NEWS: CDKN Journalist fellows win award for climate change reporting
In front of their peers, and in the presence of the Minister of Environment and Forests, Government of India, and many leading environmental activists, Subhra Priyadarshini and Amantha Perera were presented with the South Asia Climate Change Award (SACCA) on 30th January 2014 in New Delhi.
Subhra and Amantha have been recognised for their contribution to climate change reporting in their respective country, India and Sri Lanka. They were selected from a group of around 50 leading journalists from Bangladesh, Bhutan, India, Nepal, Pakistan and Sri Lanka who have been participating in a fellowship programme organised by Panos South Asia and supported by CDKN since 2012.
A panel of experts selected Subhra and Amantha on the basis of reports filed as part of the fellowship programme which have put new issues on the agenda of decision-makers and helped make visible the challenge of climate compatible development in their respective country.

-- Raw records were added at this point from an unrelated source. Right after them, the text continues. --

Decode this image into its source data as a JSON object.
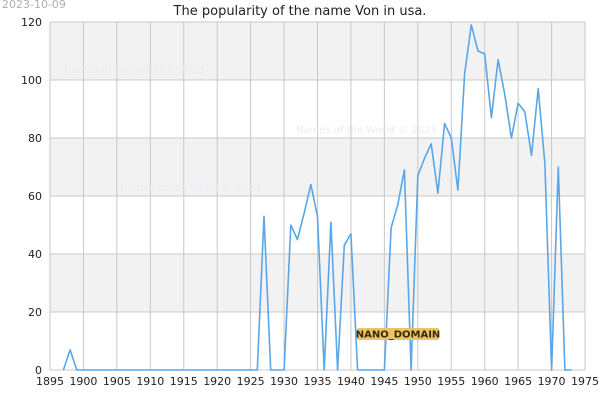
{
  "date_stamp": "2023-10-09",
  "watermarks": [
    "Names of the World © 2023",
    "Names of the World © 2023",
    "Names of the World © 2023"
  ],
  "badge": "NANO_DOMAIN",
  "colors": {
    "line": "#5aa6e8",
    "band": "#f2f2f2",
    "grid": "#c8c8c8",
    "badge_bg": "#e8c46a"
  },
  "chart_data": {
    "type": "line",
    "title": "The popularity of the name Von in usa.",
    "xlabel": "",
    "ylabel": "",
    "xlim": [
      1895,
      1975
    ],
    "ylim": [
      0,
      120
    ],
    "x_ticks": [
      1895,
      1900,
      1905,
      1910,
      1915,
      1920,
      1925,
      1930,
      1935,
      1940,
      1945,
      1950,
      1955,
      1960,
      1965,
      1970,
      1975
    ],
    "y_ticks": [
      0,
      20,
      40,
      60,
      80,
      100,
      120
    ],
    "grid": true,
    "series": [
      {
        "x": [
          1897,
          1898,
          1899,
          1900,
          1901,
          1902,
          1903,
          1904,
          1905,
          1906,
          1907,
          1908,
          1909,
          1910,
          1911,
          1912,
          1913,
          1914,
          1915,
          1916,
          1917,
          1918,
          1919,
          1920,
          1921,
          1922,
          1923,
          1924,
          1925,
          1926,
          1927,
          1928,
          1929,
          1930,
          1931,
          1932,
          1933,
          1934,
          1935,
          1936,
          1937,
          1938,
          1939,
          1940,
          1941,
          1942,
          1943,
          1944,
          1945,
          1946,
          1947,
          1948,
          1949,
          1950,
          1951,
          1952,
          1953,
          1954,
          1955,
          1956,
          1957,
          1958,
          1959,
          1960,
          1961,
          1962,
          1963,
          1964,
          1965,
          1966,
          1967,
          1968,
          1969,
          1970,
          1971,
          1972,
          1973
        ],
        "values": [
          0,
          7,
          0,
          0,
          0,
          0,
          0,
          0,
          0,
          0,
          0,
          0,
          0,
          0,
          0,
          0,
          0,
          0,
          0,
          0,
          0,
          0,
          0,
          0,
          0,
          0,
          0,
          0,
          0,
          0,
          53,
          0,
          0,
          0,
          50,
          45,
          54,
          64,
          53,
          0,
          51,
          0,
          43,
          47,
          0,
          0,
          0,
          0,
          0,
          49,
          57,
          69,
          0,
          67,
          73,
          78,
          61,
          85,
          80,
          62,
          102,
          119,
          110,
          109,
          87,
          107,
          95,
          80,
          92,
          89,
          74,
          97,
          71,
          0,
          70,
          0,
          0
        ]
      }
    ]
  }
}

Amantha Perera is a writer and a multi-media journalist based in Colombo, Sri Lanka. His work regularly appears in TIME, Reuters/AlertNet, Inter Press News Service – IPS, and Integrated Regional Information Network – IRIN. He concentrates on coverage on Sri Lanka’s post-conflict situation, humanitarian aid, human rights, climate change and impact on the region and adaptation measures. He has worked extensively in the region and reported from the US, Brazil, India, South Korea, Thailand, Indonesia and Nepal.
He was an international visiting scholar at the Graduate School of Journalism, University of California, Berkeley, California in 2003/04. He was also part of a team that was awarded the 2012 Prince Albert/United Nations Global Prize for Climate Change Reporting awarded to IPS for its coverage of the Rio+20 Conference. He began his journalism at the Sri Lankan weekly The Sunday Leader in 1998. Twitter: @AmanthaP
Read the reports which Amantha completed for the fellowship here. Some of the highlights include a story on the need for real-time sharing of weather data within the region, and a report on the connections between the economic downturn and planning for disasters.
Subhra Priyadarshini is an award winning science journalist and currently Editor of Nature India, the Nature Publishing Group’s (NPG) India operation. She was a deadline-chasing journalist covering politics and sports, fashion and films, crime and natural disasters in mainstream Indian media for over a dozen years. She finally chose to come back to her first love – science – in 2007 launching Nature India. Subhra has been a correspondent with major Indian dailies The Times of India, The Indian Express, The Asian Age, The Telegraph, news agency Press Trust of India (PTI) and environment fortnightly Down To Earth. She worked briefly for the Observer, London.
Subhra received the BBC World Service Trust award for her coverage of the ‘vanishing islands of Sunderbans’ in the Bay of Bengal in 2006. She received letters of commendation from the PTI for her coverage of the Orissa super cyclone in 1999 and the Indian Ocean tsunami in 2004. She is a regular contributor to BBC Radio’s Hindi science programme ‘Vigyan aur Vikas’ (Science and Development) and taught science communication at University of Calcutta.
Read the reports which Subhra completed for the fellowship here. Some of the highlights include a story about the high risk of flooding in peninsular India and the need for a South Asia charter for water, as well as a report from the fragile delta in the Bay of Bengal which found that it is not just climate change that threatens the existence of this world heritage mangrove tiger-land spread across the Indo-Bangladesh border
Visit the fellowship blog to read the excellent reports from other fellows and learn more about the programme.
The awards were presented at the opening ceremony of the 7th CMS Vatavarn (environmental) film festival and forum.